Bukankah kedua orangtuanya pernah menjadi anak-anak; kenapa kini mereka harus menjadi anak-anak lagi dan membuat dia, Baktinus, menjadi orangtua bagi mereka? Seharusnya dialah, Baktinus atau adiknya, yang menjadi anak kecil kembali selagi kedua orangtuanya masih ada di dunia ini. Itu tidak terlalu ajaib dan absurd, bukan, membayangkan dirimu menjadi bayi untuk kedua orangtuamu sekali lagi, alih-alih dirimu menjadi orangtua bagi kedua orangtuamu yang menjadi anak kecil sekali lagi. Apakah pada akhirnya semua orangtua akan menjadi anak-anak bagi anak-anak mereka meskipun mereka, anak-anak, tidak berkehendak, dan mereka, anak-anak, memiliki anak-anak biologis mereka sendiri? Benarkah bahwa pada akhirnya semua anak akan menjadi orangtua sebelum waktunya? Sebagaimana dia menjadi orangtua bagi kedua orangtuanya dan Mariska sempat juga menjadi orangtua bagi kedua orangtua mereka di usia yang begitu belia?

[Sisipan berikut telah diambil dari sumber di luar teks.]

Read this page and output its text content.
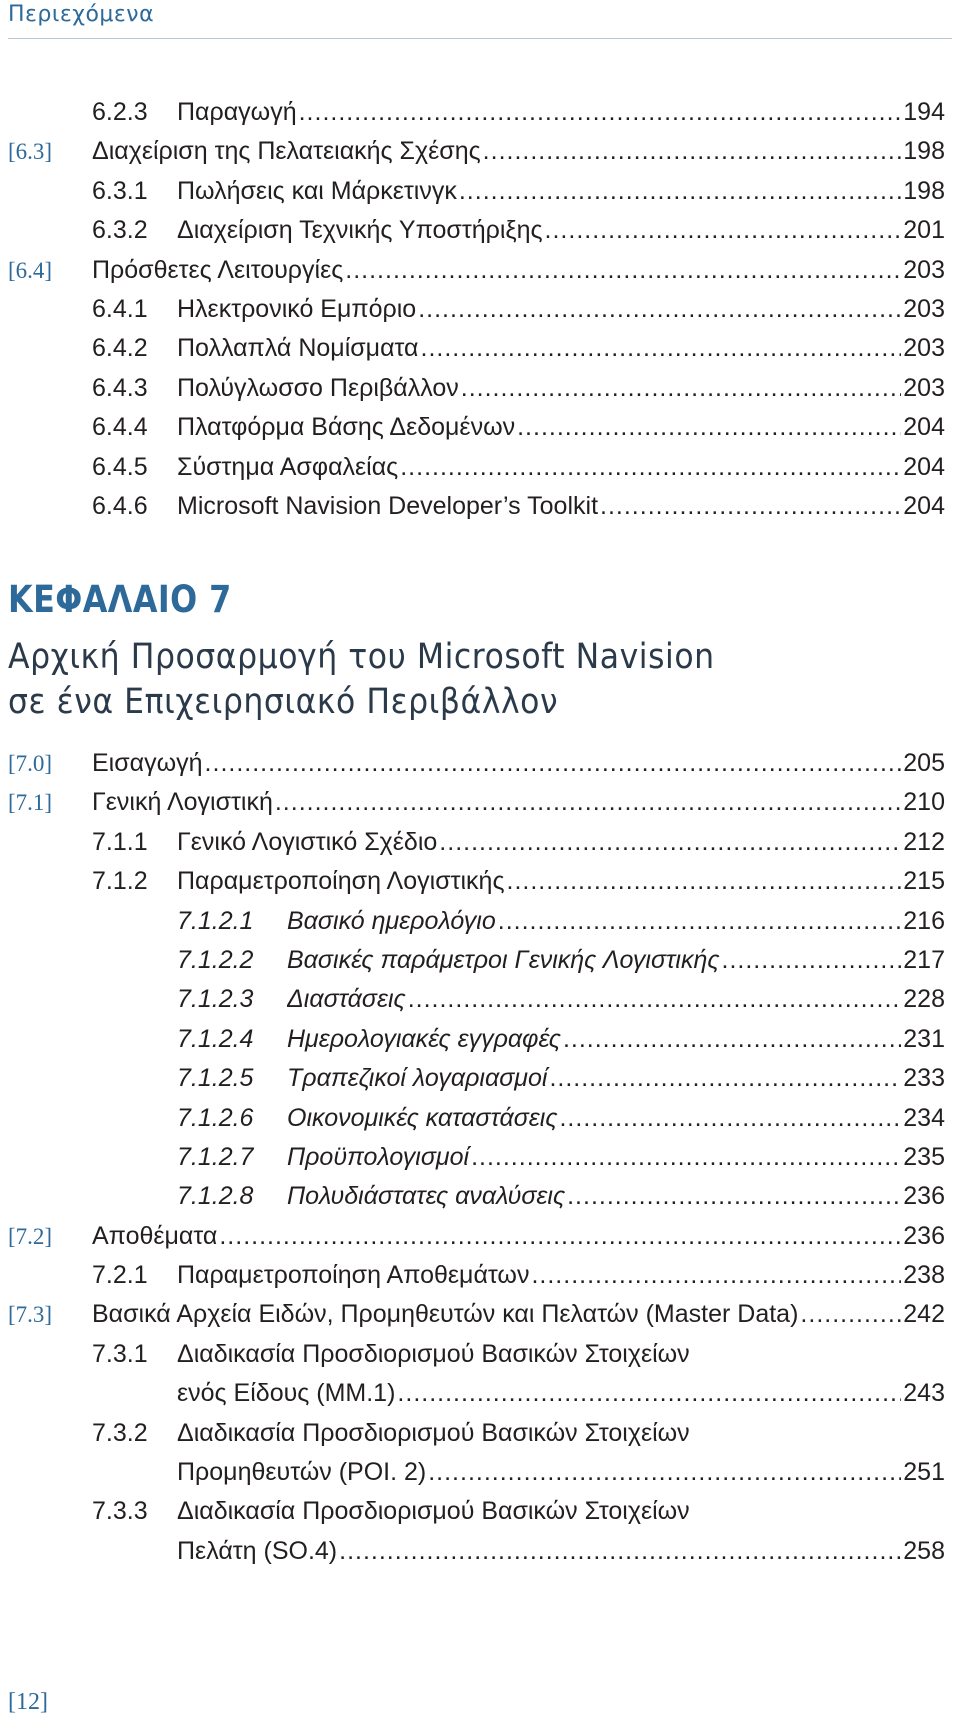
Περιεχόμενα
6.2.3 Παραγωγή .....	194
[6.3] Διαχείριση της Πελατειακής Σχέσης .....	198
6.3.1 Πωλήσεις και Μάρκετινγκ .....	198
6.3.2 Διαχείριση Τεχνικής Υποστήριξης .....	201
[6.4] Πρόσθετες Λειτουργίες .....	203
6.4.1 Ηλεκτρονικό Εμπόριο .....	203
6.4.2 Πολλαπλά Νομίσματα .....	203
6.4.3 Πολύγλωσσο Περιβάλλον .....	203
6.4.4 Πλατφόρμα Βάσης Δεδομένων .....	204
6.4.5 Σύστημα Ασφαλείας .....	204
6.4.6 Microsoft Navision Developer’s Toolkit .....	204
ΚΕΦΑΛΑΙΟ 7
Αρχική Προσαρμογή του Microsoft Navision
σε ένα Επιχειρησιακό Περιβάλλον
[7.0] Εισαγωγή .....	205
[7.1] Γενική Λογιστική .....	210
7.1.1 Γενικό Λογιστικό Σχέδιο .....	212
7.1.2 Παραμετροποίηση Λογιστικής .....	215
7.1.2.1 Βασικό ημερολόγιο .....	216
7.1.2.2 Βασικές παράμετροι Γενικής Λογιστικής .....	217
7.1.2.3 Διαστάσεις .....	228
7.1.2.4 Ημερολογιακές εγγραφές .....	231
7.1.2.5 Τραπεζικοί λογαριασμοί .....	233
7.1.2.6 Οικονομικές καταστάσεις .....	234
7.1.2.7 Προϋπολογισμοί .....	235
7.1.2.8 Πολυδιάστατες αναλύσεις .....	236
[7.2] Αποθέματα .....	236
7.2.1 Παραμετροποίηση Αποθεμάτων .....	238
[7.3] Βασικά Αρχεία Ειδών, Προμηθευτών και Πελατών (Master Data) .....	242
7.3.1 Διαδικασία Προσδιορισμού Βασικών Στοιχείων
ενός Είδους (MM.1) .....	243
7.3.2 Διαδικασία Προσδιορισμού Βασικών Στοιχείων
Προμηθευτών (POI. 2) .....	251
7.3.3 Διαδικασία Προσδιορισμού Βασικών Στοιχείων
Πελάτη (SO.4) .....	258
[12]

           Baktinus menguap. Kelelahan setelah bekerja seharian—dalam makna professional dan domestik—membuatnya jadi cepat mengantuk begitu malam merayap. Fisiknya tak lagi memungkinkan ia untuk begadang. Baktinus beringsut ke tepi tempat tidur dengan pelan, supaya tak mengusik kedua orangtuanya. Sejak mereka bertiga saja di rumah, mereka tidur di kamar utama sekaligus. Rutinitasnya menjelang tidur Baktinus adalah memakaikan popok untuk papa dan mama nirgunaman. Jika Lastri pulang nanti dan ranjang mereka bau ompol, istrinya pasti akan minta beli ranjang baru. Terdengar suara derit meja dari ruang depan. Seolah seseorang baru saja melintas dan tak sengaja menyambar sudut meja. Seandainya siang hari suara sekecil itu pasti luput dari telinga Baktinus. Namun keheningan membawa suara-suara dari penjuru rumah seperti berasal dari sudut kepalanya sendiri. Baktinus ingat ia lupa mengunci pintu depan saat masuk tadi. Lingkungan perumahan tempat tinggalnya sangat aman dari maling; tapi Baktinus tak akan kaget bila mendapati seekor anjing atau kucing yang lupa diberi makan pemiliknya telah menyusup, mencari sesuatu yang bisa dimakan. Dengan malas-malasan dia beringsut dan berjalan keluar dari kamar untuk mengusir si tamu tak diundang. Dia baru saja tiba di ruang tengah ketika melihat Marisk berdiri di depan kulkas, menenggak air di dalam botol yang diambilnya dari rak di pintu. Dia mengira gadis itu hantu, arwah gentayangan yang singgah ke rumahnya untuk minum. Baktinus berhasil mengendalikan diri, tidak menunjukkan rasa kaget sedikit pun. Dia berbalik menuju ruangan depan untuk memeriksa pintu yang lupa dikuncinya tadi, berpura-pura seolah tak ada siapa pun yang datang. Ketika dia yakin dia sudah cukup jauh dari ruang tengah, sehingga adiknya tak akan melihatnya atau setengah punggungnya dari depan lemari es, Baktinus membiarkan dirinya menangis tanpa suara.